= Oil and natural gas in Brunei =

Oil and natural gas in Brunei make up 76% of Brunei's government revenue. Brunei produces the fourth most natural gas in the world and the third most oil in Southeast Asia. Oil was found in the Seria oil field in April 1929. Brunei Shell was given a monopoly over oil drilling in Brunei until 1964.

== Background ==
Oil and gas make up 91% of Bruneian commodity exports and 76% of government income. Oil and gas allowed Brunei to become a high-income nation. The Brunei Economic Development Board has attempted to promote the development of oil and gas in Brunei. A majority of Bruneian electricity is sourced from natural gas, which is also subsidized. Bruneian electricity is the lowest priced in Southeast Asia.

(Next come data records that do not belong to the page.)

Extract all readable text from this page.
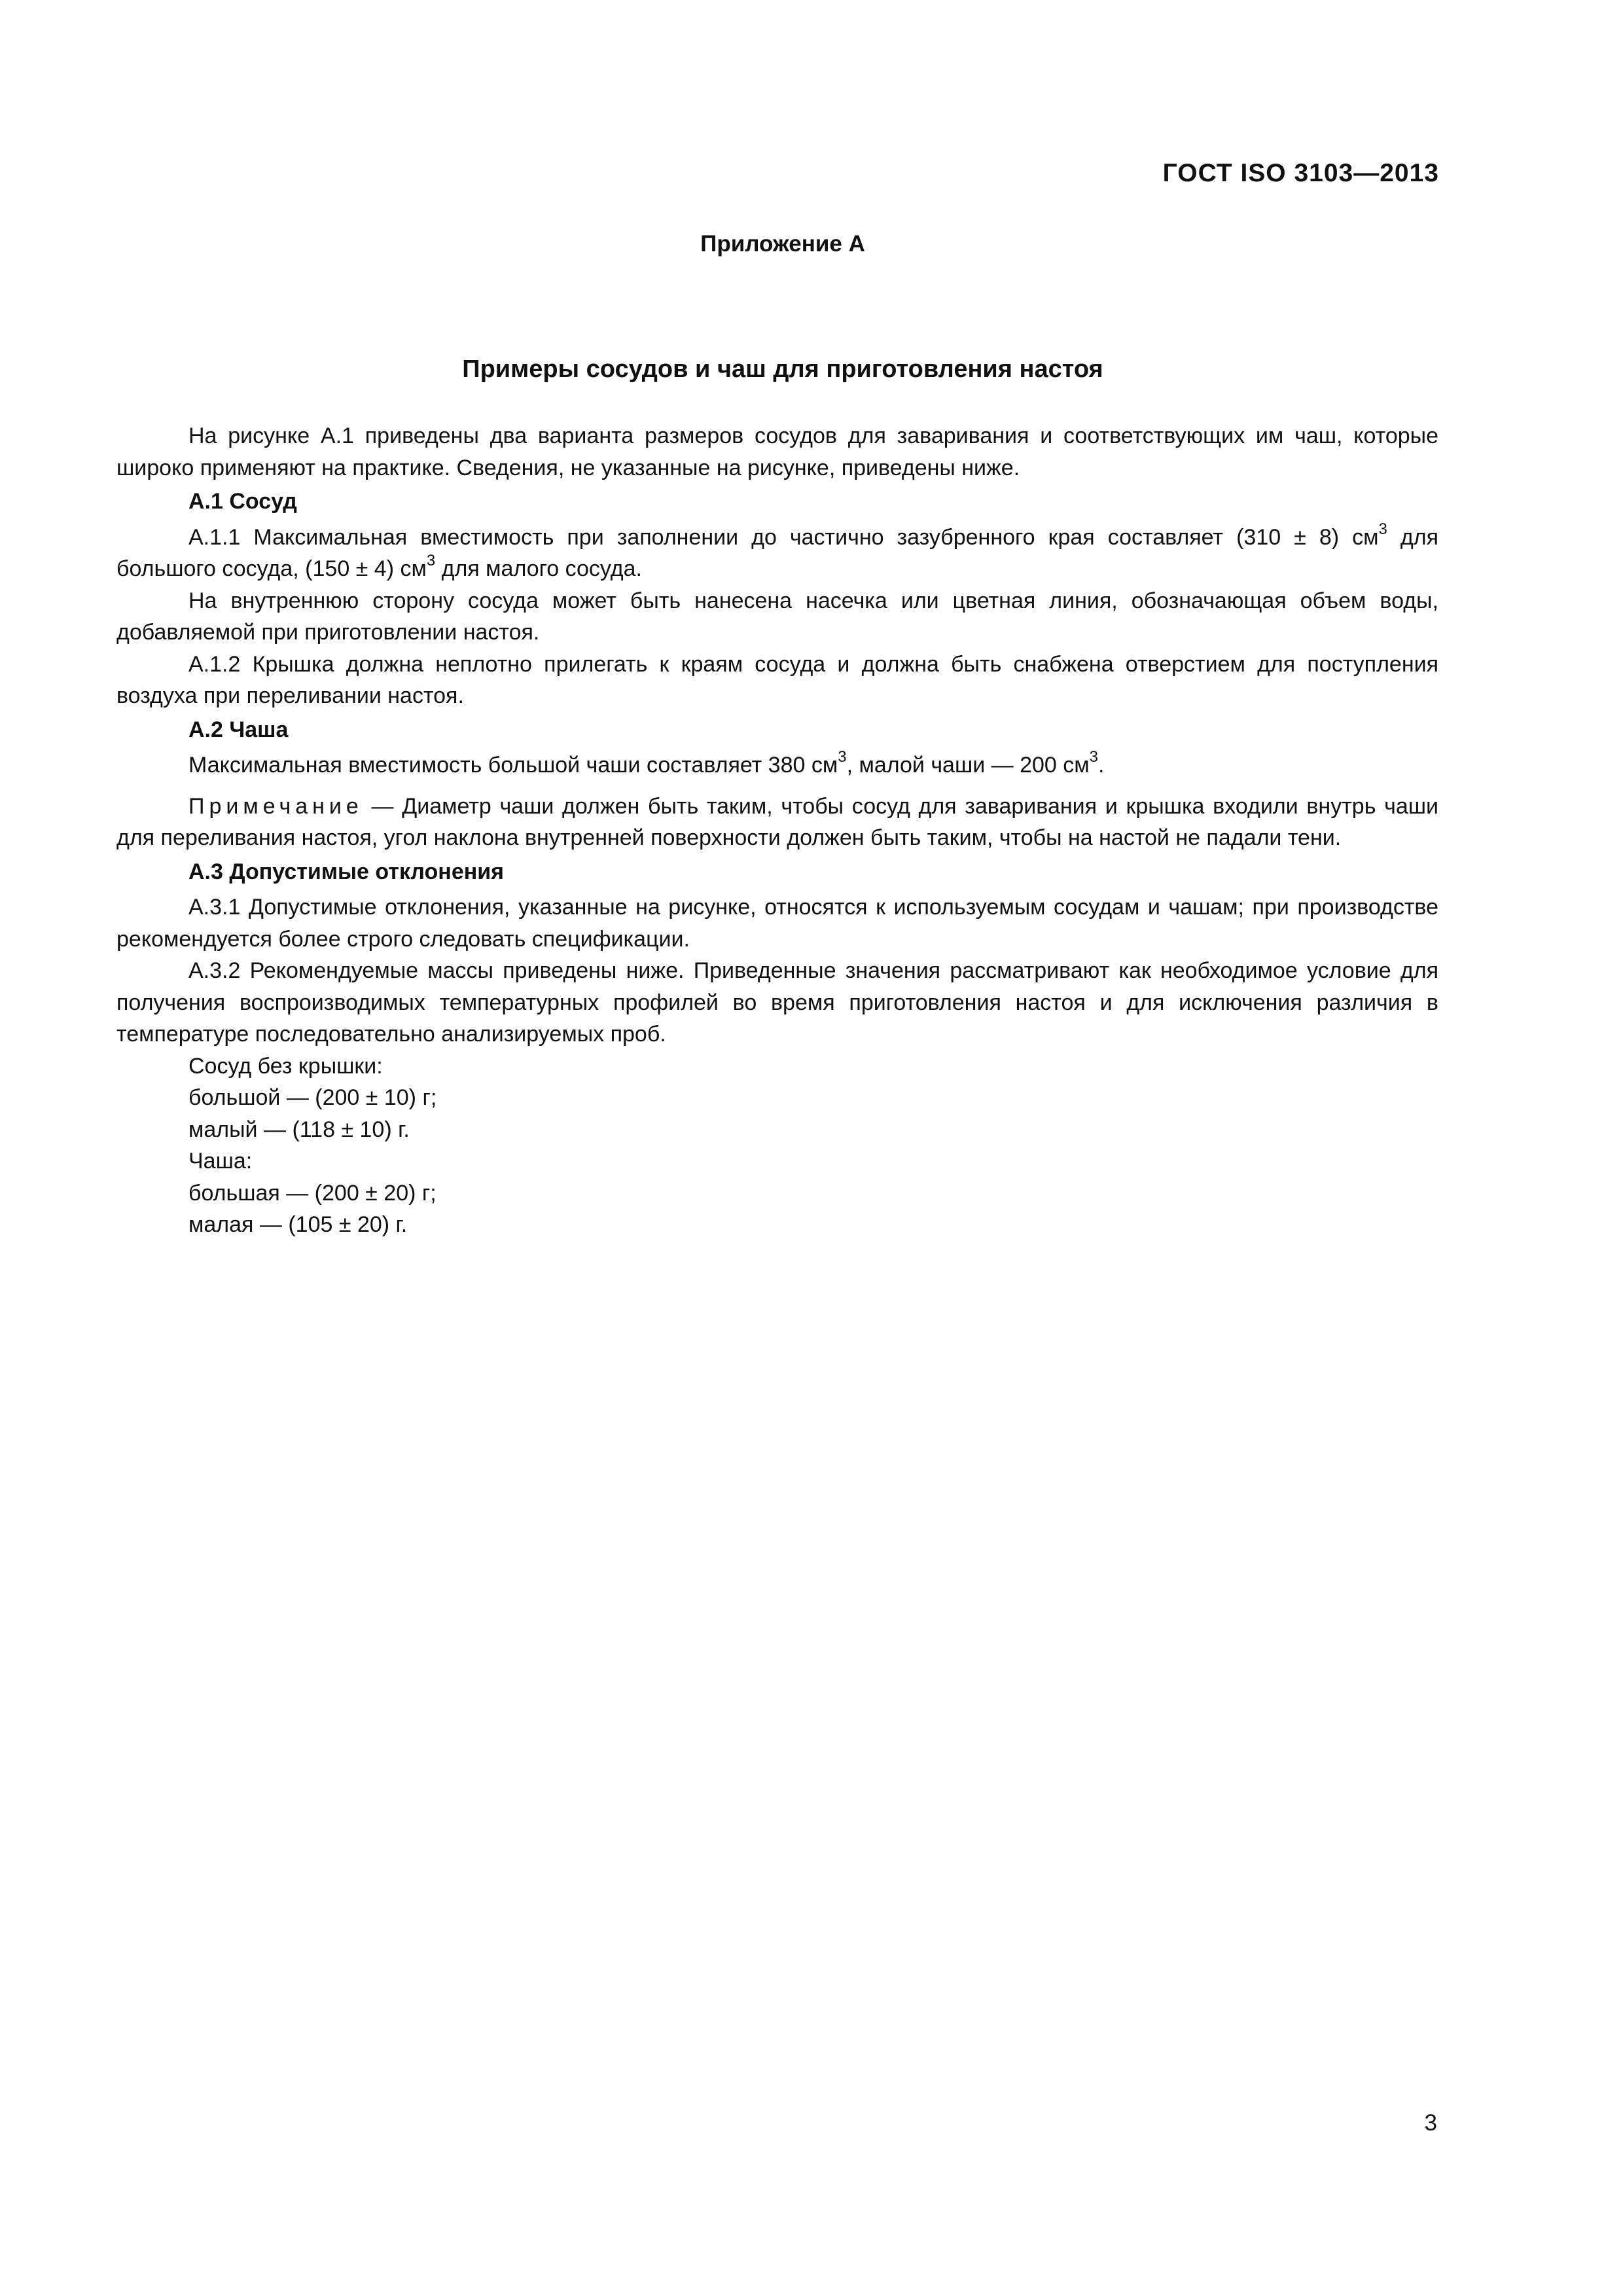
ГОСТ ISO 3103—2013
Приложение А
Примеры сосудов и чаш для приготовления настоя

На рисунке А.1 приведены два варианта размеров сосудов для заваривания и соответствующих им чаш, которые широко применяют на практике. Сведения, не указанные на рисунке, приведены ниже.

А.1 Сосуд

А.1.1 Максимальная вместимость при заполнении до частично зазубренного края составляет (310 ± 8) $см^3$ для большого сосуда, (150 ± 4) $см^3$ для малого сосуда.

На внутреннюю сторону сосуда может быть нанесена насечка или цветная линия, обозначающая объем воды, добавляемой при приготовлении настоя.

А.1.2 Крышка должна неплотно прилегать к краям сосуда и должна быть снабжена отверстием для поступления воздуха при переливании настоя.

А.2 Чаша

Максимальная вместимость большой чаши составляет 380 $см^3$, малой чаши — 200 $см^3$.

Примечание — Диаметр чаши должен быть таким, чтобы сосуд для заваривания и крышка входили внутрь чаши для переливания настоя, угол наклона внутренней поверхности должен быть таким, чтобы на настой не падали тени.

А.3 Допустимые отклонения

А.3.1 Допустимые отклонения, указанные на рисунке, относятся к используемым сосудам и чашам; при производстве рекомендуется более строго следовать спецификации.

А.3.2 Рекомендуемые массы приведены ниже. Приведенные значения рассматривают как необходимое условие для получения воспроизводимых температурных профилей во время приготовления настоя и для исключения различия в температуре последовательно анализируемых проб.

Сосуд без крышки:

большой — (200 ± 10) г;

малый — (118 ± 10) г.

Чаша:

большая — (200 ± 20) г;

малая — (105 ± 20) г.

3
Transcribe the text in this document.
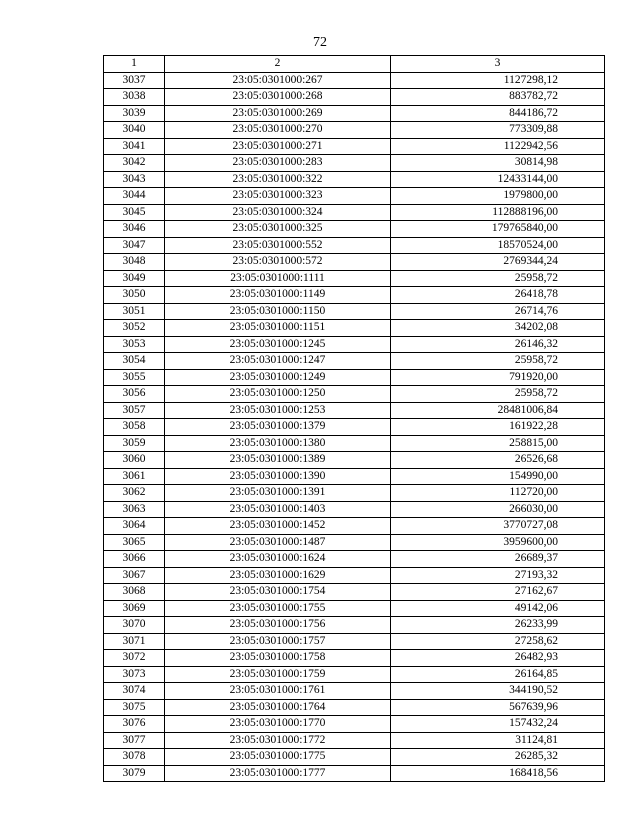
72
1	2	3
3037	23:05:0301000:267	1127298,12
3038	23:05:0301000:268	883782,72
3039	23:05:0301000:269	844186,72
3040	23:05:0301000:270	773309,88
3041	23:05:0301000:271	1122942,56
3042	23:05:0301000:283	30814,98
3043	23:05:0301000:322	12433144,00
3044	23:05:0301000:323	1979800,00
3045	23:05:0301000:324	112888196,00
3046	23:05:0301000:325	179765840,00
3047	23:05:0301000:552	18570524,00
3048	23:05:0301000:572	2769344,24
3049	23:05:0301000:1111	25958,72
3050	23:05:0301000:1149	26418,78
3051	23:05:0301000:1150	26714,76
3052	23:05:0301000:1151	34202,08
3053	23:05:0301000:1245	26146,32
3054	23:05:0301000:1247	25958,72
3055	23:05:0301000:1249	791920,00
3056	23:05:0301000:1250	25958,72
3057	23:05:0301000:1253	28481006,84
3058	23:05:0301000:1379	161922,28
3059	23:05:0301000:1380	258815,00
3060	23:05:0301000:1389	26526,68
3061	23:05:0301000:1390	154990,00
3062	23:05:0301000:1391	112720,00
3063	23:05:0301000:1403	266030,00
3064	23:05:0301000:1452	3770727,08
3065	23:05:0301000:1487	3959600,00
3066	23:05:0301000:1624	26689,37
3067	23:05:0301000:1629	27193,32
3068	23:05:0301000:1754	27162,67
3069	23:05:0301000:1755	49142,06
3070	23:05:0301000:1756	26233,99
3071	23:05:0301000:1757	27258,62
3072	23:05:0301000:1758	26482,93
3073	23:05:0301000:1759	26164,85
3074	23:05:0301000:1761	344190,52
3075	23:05:0301000:1764	567639,96
3076	23:05:0301000:1770	157432,24
3077	23:05:0301000:1772	31124,81
3078	23:05:0301000:1775	26285,32
3079	23:05:0301000:1777	168418,56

Brunei produces the third most oil in Southeast Asia and fourth most natural gas in the world. Brunei is attempting to diversify its economy away from oil.

== History ==

Brunei Shell came to be sometime in 1913. While an oil rush happened in 1917, by the next year, the Anglo-Saxon Petroleum Company—later becoming Brunei Shell—was the only company still searching for oil. The Seria oil field was discovered in April 1929. Brunei Shell was the only company allowed to drill for oil in Brunei until 1964.

Negotiations for Brunei to enter the Federation of Malaya was frozen after the Sultan Omar Ali Saifuddin III refused to recognize the Malaysian government's right to tax and levy a 5% export tax oil in Brunei. Malaysia agreed to let Brunei have some rights over their oil for 10 years, but the Sultan demanded exclusive rights to their oil revenue permanently. After the discovery of the South West Ampa in 1963, the Sultan was unfriendly to the demand that the central government would control the oil discovery. Due to the disagreements on who would control the oil, the Sultan refused to join Malaysia in 1963.

After the Tentara Nasional Kalimantan Utara won in the first District Council elections, the Seria oil was seized by the Tentara Nasional Kalimantan Utara to end British rule in Brunei. Britain used a 1959 defense treaty to end the Brunei revolt. In 1977, Brunei increased the share of the Brunei liquefied natural gas industry that Bruneian government owned.

Economic diversification away from oil was one of the four goals of the Wawasan 2035 plan. In 2025, Brunei issued its first offshore oil licenses in over 10 years.